Corporate Owned Bonds
by on 09·08·2016
You don't need to be Mark Carney to realise that interest rates are likely to stay low for some time.
This leaves companies holding large amounts of cash with a conundrum. The returns on cash are poor, an unescapable fact. If companies invest, low volatility is probably ideal as it is likely the funds may be needed for business purposes at some point. There are various options available, of course, but we are often asked about the suitability of investment bonds for company investments.
We all know the merits of an investment bond per se and the basic rules of the corporation tax regime. However, the tax implications of a corporate owned bond needs further investigation.
Effectively they are taxed under the 'loan relationship' rules. As you can imagine the raft of legislation on this is complex and thus, to simplify, the tax of the investment simply follows the accounting treatment that a company uses. This sadly means the typical chargeable event gain rules and the 5% withdrawal rules do not apply to companies.
There are two main accounting standards, namely 'Historic Cost' and 'Fair Value'.
'Historic Cost' is where the initial investment amount would show on the balance sheet at end of company's accounting period and the actual value is irrelevant. Effectively the investment is tax deferred until a disposable event occurs as there is no gain or loss at this point and thus no corporation tax issues.
'Fair Value' is where the surrender value amount would show on the balance sheet at the end of the company accounting period. Any gain is subject to corporation tax and any loss is likely to be relievable for corporation tax calculations.
Which method a company uses it where it becomes complex.
Previously small companies used the 'Historic Cost' basis and large companies the 'Fair Value' basis. This was under the old Financial Reporting Standard for Smaller Entities (FRSSE) regime so let's ignore this. FRS 102 has now replaced this for many small, medium and large sized companies which we will come to in a while.
'Micro Entities' mainly adhere to their own special rules FRS 105 which effectively means they use the 'Historic Cost' basis. Without going into too much detail these are just really small companies and under these rules no assets can be measured at a fair value.
So we come to the pain of FRS 102. This is the main new UK Generally Accepted Accounting Practice (GAAP) standard. It replaces all previous regimes and terminology and simplifies affairs to a degree (probably in the same manner A Day did for pensions!)
Under FRS 102, 'basic financial instruments' can be valued using the 'Historic Cost' basis but a typical investment bond would fall outside the definition and hence come under the 'Fair Value' basis. Any disposals are called a 'related transaction' with any gain or loss producing a non-trading credit (NTC) or non-trading debit (NTD).
For an Onshore Bond relief is obtained via the basic rate tax paid within the fund. This amounts to 25% of the profit on disposal which a company can offset against the overall corporation tax liability for the relevant accounting period.

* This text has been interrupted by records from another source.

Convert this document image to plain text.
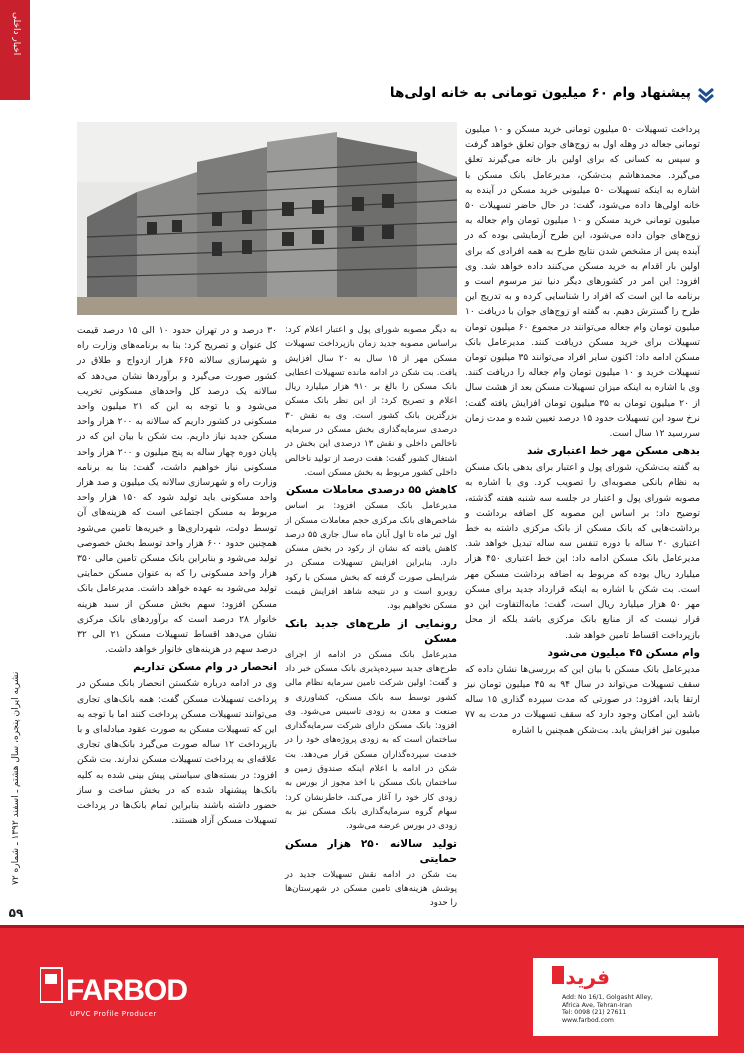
اخبار داخلی
نشریه ایران پنجره، سال هشتم ـ اسفند ۱۳۹۲ ـ شماره ۷۲
۵۹
پیشنهاد وام ۶۰ میلیون تومانی به خانه اولی‌ها

پرداخت تسهیلات ۵۰ میلیون تومانی خرید مسکن و ۱۰ میلیون تومانی جعاله در وهله اول به زوج‌های جوان تعلق خواهد گرفت و سپس به کسانی که برای اولین بار خانه می‌گیرند تعلق می‌گیرد. محمدهاشم بت‌شکن، مدیرعامل بانک مسکن با اشاره به اینکه تسهیلات ۵۰ میلیونی خرید مسکن در آینده به خانه اولی‌ها داده می‌شود، گفت: در حال حاضر تسهیلات ۵۰ میلیون تومانی خرید مسکن و ۱۰ میلیون تومان وام جعاله به زوج‌های جوان داده می‌شود، این طرح آزمایشی بوده که در آینده پس از مشخص شدن نتایج طرح به همه افرادی که برای اولین بار اقدام به خرید مسکن می‌کنند داده خواهد شد. وی افزود: این امر در کشورهای دیگر دنیا نیز مرسوم است و برنامه ما این است که افراد را شناسایی کرده و به تدریج این طرح را گسترش دهیم. به گفته او زوج‌های جوان با دریافت ۱۰ میلیون تومان وام جعاله می‌توانند در مجموع ۶۰ میلیون تومان تسهیلات برای خرید مسکن دریافت کنند. مدیرعامل بانک مسکن ادامه داد: اکنون سایر افراد می‌توانند ۳۵ میلیون تومان تسهیلات خرید و ۱۰ میلیون تومان وام جعاله را دریافت کنند. وی با اشاره به اینکه میزان تسهیلات مسکن بعد از هشت سال از ۲۰ میلیون تومان به ۳۵ میلیون تومان افزایش یافته گفت: نرخ سود این تسهیلات حدود ۱۵ درصد تعیین شده و مدت زمان سررسید ۱۲ سال است.

بدهی مسکن مهر خط اعتباری شد

به گفته بت‌شکن، شورای پول و اعتبار برای بدهی بانک مسکن به نظام بانکی مصوبه‌ای را تصویب کرد. وی با اشاره به مصوبه شورای پول و اعتبار در جلسه سه شنبه هفته گذشته، توضیح داد: بر اساس این مصوبه کل اضافه برداشت و برداشت‌هایی که بانک مسکن از بانک مرکزی داشته به خط اعتباری ۲۰ ساله با دوره تنفس سه ساله تبدیل خواهد شد. مدیرعامل بانک مسکن ادامه داد: این خط اعتباری ۴۵۰ هزار میلیارد ریال بوده که مربوط به اضافه برداشت مسکن مهر است. بت شکن با اشاره به اینکه قرارداد جدید برای مسکن مهر ۵۰ هزار میلیارد ریال است، گفت: مابه‌التفاوت این دو قرار نیست که از منابع بانک مرکزی باشد بلکه از محل بازپرداخت اقساط تامین خواهد شد.

وام مسکن ۴۵ میلیون می‌شود

مدیرعامل بانک مسکن با بیان این که بررسی‌ها نشان داده که سقف تسهیلات می‌تواند در سال ۹۴ به ۴۵ میلیون تومان نیز ارتقا یابد، افزود: در صورتی که مدت سپرده گذاری ۱۵ ساله باشد این امکان وجود دارد که سقف تسهیلات در مدت به ۷۷ میلیون نیز افزایش یابد. بت‌شکن همچنین با اشاره

به دیگر مصوبه شورای پول و اعتبار اعلام کرد: براساس مصوبه جدید زمان بازپرداخت تسهیلات مسکن مهر از ۱۵ سال به ۲۰ سال افزایش یافت. بت شکن در ادامه مانده تسهیلات اعطایی بانک مسکن را بالغ بر ۹۱۰ هزار میلیارد ریال اعلام و تصریح کرد: از این نظر بانک مسکن بزرگترین بانک کشور است. وی به نقش ۳۰ درصدی سرمایه‌گذاری بخش مسکن در سرمایه ناخالص داخلی و نقش ۱۳ درصدی این بخش در اشتغال کشور گفت: هفت درصد از تولید ناخالص داخلی کشور مربوط به بخش مسکن است.

کاهش ۵۵ درصدی معاملات مسکن

مدیرعامل بانک مسکن افزود: بر اساس شاخص‌های بانک مرکزی حجم معاملات مسکن از اول تیر ماه تا اول آبان ماه سال جاری ۵۵ درصد کاهش یافته که نشان از رکود در بخش مسکن دارد. بنابراین افزایش تسهیلات مسکن در شرایطی صورت گرفته که بخش مسکن با رکود روبرو است و در نتیجه شاهد افزایش قیمت مسکن نخواهیم بود.

رونمایی از طرح‌های جدید بانک مسکن

مدیرعامل بانک مسکن در ادامه از اجرای طرح‌های جدید سپرده‌پذیری بانک مسکن خبر داد و گفت: اولین شرکت تامین سرمایه نظام مالی کشور توسط سه بانک مسکن، کشاورزی و صنعت و معدن به زودی تاسیس می‌شود. وی افزود: بانک مسکن دارای شرکت سرمایه‌گذاری ساختمان است که به زودی پروژه‌های خود را در خدمت سپرده‌گذاران مسکن قرار می‌دهد. بت شکن در ادامه با اعلام اینکه صندوق زمین و ساختمان بانک مسکن با اخذ مجوز از بورس به زودی کار خود را آغاز می‌کند، خاطرنشان کرد: سهام گروه سرمایه‌گذاری بانک مسکن نیز به زودی در بورس عرضه می‌شود.

تولید سالانه ۲۵۰ هزار مسکن حمایتی

بت شکن در ادامه نقش تسهیلات جدید در پوشش هزینه‌های تامین مسکن در شهرستان‌ها را حدود

۳۰ درصد و در تهران حدود ۱۰ الی ۱۵ درصد قیمت کل عنوان و تصریح کرد: بنا به برنامه‌های وزارت راه و شهرسازی سالانه ۶۶۵ هزار ازدواج و طلاق در کشور صورت می‌گیرد و برآوردها نشان می‌دهد که سالانه یک درصد کل واحدهای مسکونی تخریب می‌شود و با توجه به این که ۲۱ میلیون واحد مسکونی در کشور داریم که سالانه به ۲۰۰ هزار واحد مسکن جدید نیاز داریم. بت شکن با بیان این که در پایان دوره چهار ساله به پنج میلیون و ۲۰۰ هزار واحد مسکونی نیاز خواهیم داشت، گفت: بنا به برنامه وزارت راه و شهرسازی سالانه یک میلیون و صد هزار واحد مسکونی باید تولید شود که ۱۵۰ هزار واحد مربوط به مسکن اجتماعی است که هزینه‌های آن توسط دولت، شهرداری‌ها و خیریه‌ها تامین می‌شود همچنین حدود ۶۰۰ هزار واحد توسط بخش خصوصی تولید می‌شود و بنابراین بانک مسکن تامین مالی ۳۵۰ هزار واحد مسکونی را که به عنوان مسکن حمایتی تولید می‌شود به عهده خواهد داشت. مدیرعامل بانک مسکن افزود: سهم بخش مسکن از سبد هزینه خانوار ۲۸ درصد است که برآوردهای بانک مرکزی نشان می‌دهد اقساط تسهیلات مسکن ۲۱ الی ۳۲ درصد سهم در هزینه‌های خانوار خواهد داشت.

انحصار در وام مسکن تداریم

وی در ادامه درباره شکستن انحصار بانک مسکن در پرداخت تسهیلات مسکن گفت: همه بانک‌های تجاری می‌توانند تسهیلات مسکن پرداخت کنند اما با توجه به این که تسهیلات مسکن به صورت عقود مبادله‌ای و با بازپرداخت ۱۲ ساله صورت می‌گیرد بانک‌های تجاری علاقه‌ای به پرداخت تسهیلات مسکن ندارند. بت شکن افزود: در بسته‌های سیاستی پیش بینی شده به کلیه بانک‌ها پیشنهاد شده که در بخش ساخت و ساز حضور داشته باشند بنابراین تمام بانک‌ها در پرداخت تسهیلات مسکن آزاد هستند.

FARBOD
UPVC Profile Producer
فرید
Add: No 16/1, Golgasht Alley,
Africa Ave, Tehran-Iran
Tel: 0098 (21) 27611
www.farbod.com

Unfortunately, if it exceeds their tax liability then the excess is not repayable and can't be set off against any other accounting periods.
For an Offshore Bond this works in a similar manner although there will be no grossing up of the profit and thus no tax treated as paid to offset against the company's corporation tax liability. For 'Micro Entities' under the 'Historic Cost' basis when a disposal occurs and a profit arises then no basic rate adjustment is required and that profit is taxable at the relevant corporation tax rates.
All nice and straightforward as usual.